UPDATE: Oct. 12, 2021: The hospital and union bargaining committees resumed negotiations Monday morning. The two sides are close to an agreement on measures related to pandemic preparedness and extended sick leave pay, though they’re still far apart on proposals related to salaries and staffing, according to a statement from the union.
The striking nurses want their next contract to include language outlining ratios and a clinical staffing committee similar to New York state’s staffing law that passed earlier this year.
UPDATE: Oct. 4, 2021: Catholic Health Mercy Hospital did not show up to in-person negotiations Sunday, according to the union. The hospital said it was waiting for a response to its Friday proposal, though CWA Area Director Debora Hayes said in a statement, "Catholic Health workers did formally respond. We rejected your proposal. We're on strike."
The hospital said it could only meet with the union virtually, according to a release. "Until CWA can control its followers and bargaining committee members, and until it can produce formal, written responses to our proposal, Catholic Health will be available to meet with CWA's bargaining committee virtually," the hospital said.
- Over 2,000 nurses, technologists, clerical staff, aides and other service workers at Catholic Health System's Mercy Hospital in Buffalo, New York, began an open-ended strike Friday after being unable to reach a deal on a new contract.
- Negotiations between the hospital system and Communication Workers of America, which represents those workers, ran through early Friday morning but key issues, including minimum staffing ratios, remain unresolved, according to a release from the union. Bargaining will continue Friday and through the weekend.
- The hospital did not immediately respond when asked for comment on the strike, though it has a strike contingency plan in place that includes bringing in contract labor, according to a statement.
Unionized healthcare workers on the front lines of the pandemic are fighting hard for new contracts with measures they say are needed to ensure safe staffing while attracting and retaining staff amid widespread burnout and nursing shortages.
At Catholic Health's Mercy Hospital, worker contracts expired Friday. In their new contract they want minimum staffing ratios, but were unable to reach a deal with the hospital and are now waging an open-ended strike.

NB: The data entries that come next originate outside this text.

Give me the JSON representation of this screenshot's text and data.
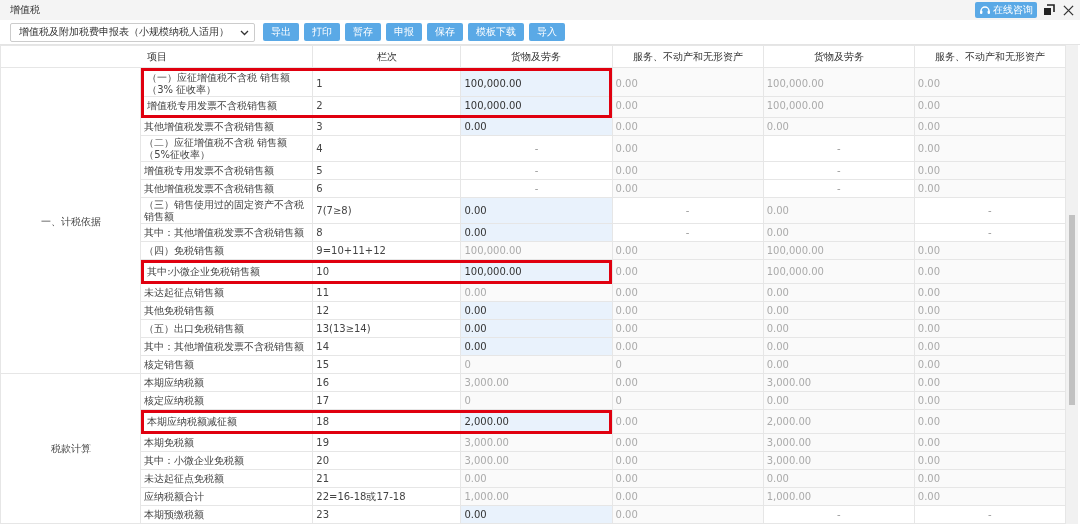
{
  "window": {
    "title": "增值税",
    "consult_button": "在线咨询"
  },
  "toolbar": {
    "report_select": {
      "value": "增值税及附加税费申报表（小规模纳税人适用）"
    },
    "buttons": [
      "导出",
      "打印",
      "暂存",
      "申报",
      "保存",
      "模板下载",
      "导入"
    ]
  },
  "table": {
    "columns": [
      "项目",
      "栏次",
      "货物及劳务",
      "服务、不动产和无形资产",
      "货物及劳务",
      "服务、不动产和无形资产"
    ],
    "sections": [
      {
        "label": "一、计税依据",
        "rows": [
          {
            "item": "（一）应征增值税不含税 销售额（3% 征收率）",
            "line": "1",
            "highlighted": true,
            "cells": [
              {
                "value": "100,000.00",
                "kind": "input"
              },
              {
                "value": "0.00",
                "kind": "readonly"
              },
              {
                "value": "100,000.00",
                "kind": "readonly"
              },
              {
                "value": "0.00",
                "kind": "readonly"
              }
            ]
          },
          {
            "item": "增值税专用发票不含税销售额",
            "line": "2",
            "highlighted": true,
            "cells": [
              {
                "value": "100,000.00",
                "kind": "input"
              },
              {
                "value": "0.00",
                "kind": "readonly"
              },
              {
                "value": "100,000.00",
                "kind": "readonly"
              },
              {
                "value": "0.00",
                "kind": "readonly"
              }
            ]
          },
          {
            "item": "其他增值税发票不含税销售额",
            "line": "3",
            "highlighted": false,
            "cells": [
              {
                "value": "0.00",
                "kind": "input"
              },
              {
                "value": "0.00",
                "kind": "readonly"
              },
              {
                "value": "0.00",
                "kind": "readonly"
              },
              {
                "value": "0.00",
                "kind": "readonly"
              }
            ]
          },
          {
            "item": "（二）应征增值税不含税 销售额（5%征收率）",
            "line": "4",
            "highlighted": false,
            "cells": [
              {
                "value": "-",
                "kind": "dash"
              },
              {
                "value": "0.00",
                "kind": "readonly"
              },
              {
                "value": "-",
                "kind": "dash"
              },
              {
                "value": "0.00",
                "kind": "readonly"
              }
            ]
          },
          {
            "item": "增值税专用发票不含税销售额",
            "line": "5",
            "highlighted": false,
            "cells": [
              {
                "value": "-",
                "kind": "dash"
              },
              {
                "value": "0.00",
                "kind": "readonly"
              },
              {
                "value": "-",
                "kind": "dash"
              },
              {
                "value": "0.00",
                "kind": "readonly"
              }
            ]
          },
          {
            "item": "其他增值税发票不含税销售额",
            "line": "6",
            "highlighted": false,
            "cells": [
              {
                "value": "-",
                "kind": "dash"
              },
              {
                "value": "0.00",
                "kind": "readonly"
              },
              {
                "value": "-",
                "kind": "dash"
              },
              {
                "value": "0.00",
                "kind": "readonly"
              }
            ]
          },
          {
            "item": "（三）销售使用过的固定资产不含税销售额",
            "line": "7(7≥8)",
            "highlighted": false,
            "cells": [
              {
                "value": "0.00",
                "kind": "input"
              },
              {
                "value": "-",
                "kind": "dash"
              },
              {
                "value": "0.00",
                "kind": "readonly"
              },
              {
                "value": "-",
                "kind": "dash"
              }
            ]
          },
          {
            "item": "其中：其他增值税发票不含税销售额",
            "line": "8",
            "highlighted": false,
            "cells": [
              {
                "value": "0.00",
                "kind": "input"
              },
              {
                "value": "-",
                "kind": "dash"
              },
              {
                "value": "0.00",
                "kind": "readonly"
              },
              {
                "value": "-",
                "kind": "dash"
              }
            ]
          },
          {
            "item": "（四）免税销售额",
            "line": "9=10+11+12",
            "highlighted": false,
            "cells": [
              {
                "value": "100,000.00",
                "kind": "readonly"
              },
              {
                "value": "0.00",
                "kind": "readonly"
              },
              {
                "value": "100,000.00",
                "kind": "readonly"
              },
              {
                "value": "0.00",
                "kind": "readonly"
              }
            ]
          },
          {
            "item": "其中:小微企业免税销售额",
            "line": "10",
            "highlighted": true,
            "cells": [
              {
                "value": "100,000.00",
                "kind": "input"
              },
              {
                "value": "0.00",
                "kind": "readonly"
              },
              {
                "value": "100,000.00",
                "kind": "readonly"
              },
              {
                "value": "0.00",
                "kind": "readonly"
              }
            ]
          },
          {
            "item": "未达起征点销售额",
            "line": "11",
            "highlighted": false,
            "cells": [
              {
                "value": "0.00",
                "kind": "readonly"
              },
              {
                "value": "0.00",
                "kind": "readonly"
              },
              {
                "value": "0.00",
                "kind": "readonly"
              },
              {
                "value": "0.00",
                "kind": "readonly"
              }
            ]
          },
          {
            "item": "其他免税销售额",
            "line": "12",
            "highlighted": false,
            "cells": [
              {
                "value": "0.00",
                "kind": "input"
              },
              {
                "value": "0.00",
                "kind": "readonly"
              },
              {
                "value": "0.00",
                "kind": "readonly"
              },
              {
                "value": "0.00",
                "kind": "readonly"
              }
            ]
          },
          {
            "item": "（五）出口免税销售额",
            "line": "13(13≥14)",
            "highlighted": false,
            "cells": [
              {
                "value": "0.00",
                "kind": "input"
              },
              {
                "value": "0.00",
                "kind": "readonly"
              },
              {
                "value": "0.00",
                "kind": "readonly"
              },
              {
                "value": "0.00",
                "kind": "readonly"
              }
            ]
          },
          {
            "item": "其中：其他增值税发票不含税销售额",
            "line": "14",
            "highlighted": false,
            "cells": [
              {
                "value": "0.00",
                "kind": "input"
              },
              {
                "value": "0.00",
                "kind": "readonly"
              },
              {
                "value": "0.00",
                "kind": "readonly"
              },
              {
                "value": "0.00",
                "kind": "readonly"
              }
            ]
          },
          {
            "item": "核定销售额",
            "line": "15",
            "highlighted": false,
            "cells": [
              {
                "value": "0",
                "kind": "readonly"
              },
              {
                "value": "0",
                "kind": "readonly"
              },
              {
                "value": "0.00",
                "kind": "readonly"
              },
              {
                "value": "0.00",
                "kind": "readonly"
              }
            ]
          }
        ]
      },
      {
        "label": "税款计算",
        "rows": [
          {
            "item": "本期应纳税额",
            "line": "16",
            "highlighted": false,
            "cells": [
              {
                "value": "3,000.00",
                "kind": "readonly"
              },
              {
                "value": "0.00",
                "kind": "readonly"
              },
              {
                "value": "3,000.00",
                "kind": "readonly"
              },
              {
                "value": "0.00",
                "kind": "readonly"
              }
            ]
          },
          {
            "item": "核定应纳税额",
            "line": "17",
            "highlighted": false,
            "cells": [
              {
                "value": "0",
                "kind": "readonly"
              },
              {
                "value": "0",
                "kind": "readonly"
              },
              {
                "value": "0.00",
                "kind": "readonly"
              },
              {
                "value": "0.00",
                "kind": "readonly"
              }
            ]
          },
          {
            "item": "本期应纳税额减征额",
            "line": "18",
            "highlighted": true,
            "cells": [
              {
                "value": "2,000.00",
                "kind": "input"
              },
              {
                "value": "0.00",
                "kind": "readonly"
              },
              {
                "value": "2,000.00",
                "kind": "readonly"
              },
              {
                "value": "0.00",
                "kind": "readonly"
              }
            ]
          },
          {
            "item": "本期免税额",
            "line": "19",
            "highlighted": false,
            "cells": [
              {
                "value": "3,000.00",
                "kind": "readonly"
              },
              {
                "value": "0.00",
                "kind": "readonly"
              },
              {
                "value": "3,000.00",
                "kind": "readonly"
              },
              {
                "value": "0.00",
                "kind": "readonly"
              }
            ]
          },
          {
            "item": "其中：小微企业免税额",
            "line": "20",
            "highlighted": false,
            "cells": [
              {
                "value": "3,000.00",
                "kind": "readonly"
              },
              {
                "value": "0.00",
                "kind": "readonly"
              },
              {
                "value": "3,000.00",
                "kind": "readonly"
              },
              {
                "value": "0.00",
                "kind": "readonly"
              }
            ]
          },
          {
            "item": "未达起征点免税额",
            "line": "21",
            "highlighted": false,
            "cells": [
              {
                "value": "0.00",
                "kind": "readonly"
              },
              {
                "value": "0.00",
                "kind": "readonly"
              },
              {
                "value": "0.00",
                "kind": "readonly"
              },
              {
                "value": "0.00",
                "kind": "readonly"
              }
            ]
          },
          {
            "item": "应纳税额合计",
            "line": "22=16-18或17-18",
            "highlighted": false,
            "cells": [
              {
                "value": "1,000.00",
                "kind": "readonly"
              },
              {
                "value": "0.00",
                "kind": "readonly"
              },
              {
                "value": "1,000.00",
                "kind": "readonly"
              },
              {
                "value": "0.00",
                "kind": "readonly"
              }
            ]
          },
          {
            "item": "本期预缴税额",
            "line": "23",
            "highlighted": false,
            "cells": [
              {
                "value": "0.00",
                "kind": "input"
              },
              {
                "value": "0.00",
                "kind": "readonly"
              },
              {
                "value": "-",
                "kind": "dash"
              },
              {
                "value": "-",
                "kind": "dash"
              }
            ]
          }
        ]
      }
    ]
  }
}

In a survey conducted among 500 staff members across Catholic Health's Kenmore Mercy, Mercy and St. Joseph's hospitals, 97% said their hospital is struggling to retain staff. Most cited concerns over quality of care, staffing shortages, low pay and working conditions, according to the union.
Workers also believe there is a crisis of leadership and that their concerns aren't being taken seriously, as hundreds of staff positions remain unfilled, according to a letter 25 elected officials from the Buffalo region wrote to hospital management.
"The result is overwhelming stress and demoralization among the workforce, and workers voting with their feet by quitting as soon as another opportunity is available," the letter says.
CWA national union officials authorized an open-ended strike, and pledged to support workers for however long they're on the picket line, according to a release.
Strikes that don't set an end date can drag on for many months.
This March, 800 nurses at Tenet's Saint Vincent Hospital in Worcester, Massachusetts, began an open-ended strike over staffing levels they want in the next contract. Most of those nurses are still on the picket line, and have been for over 200 days.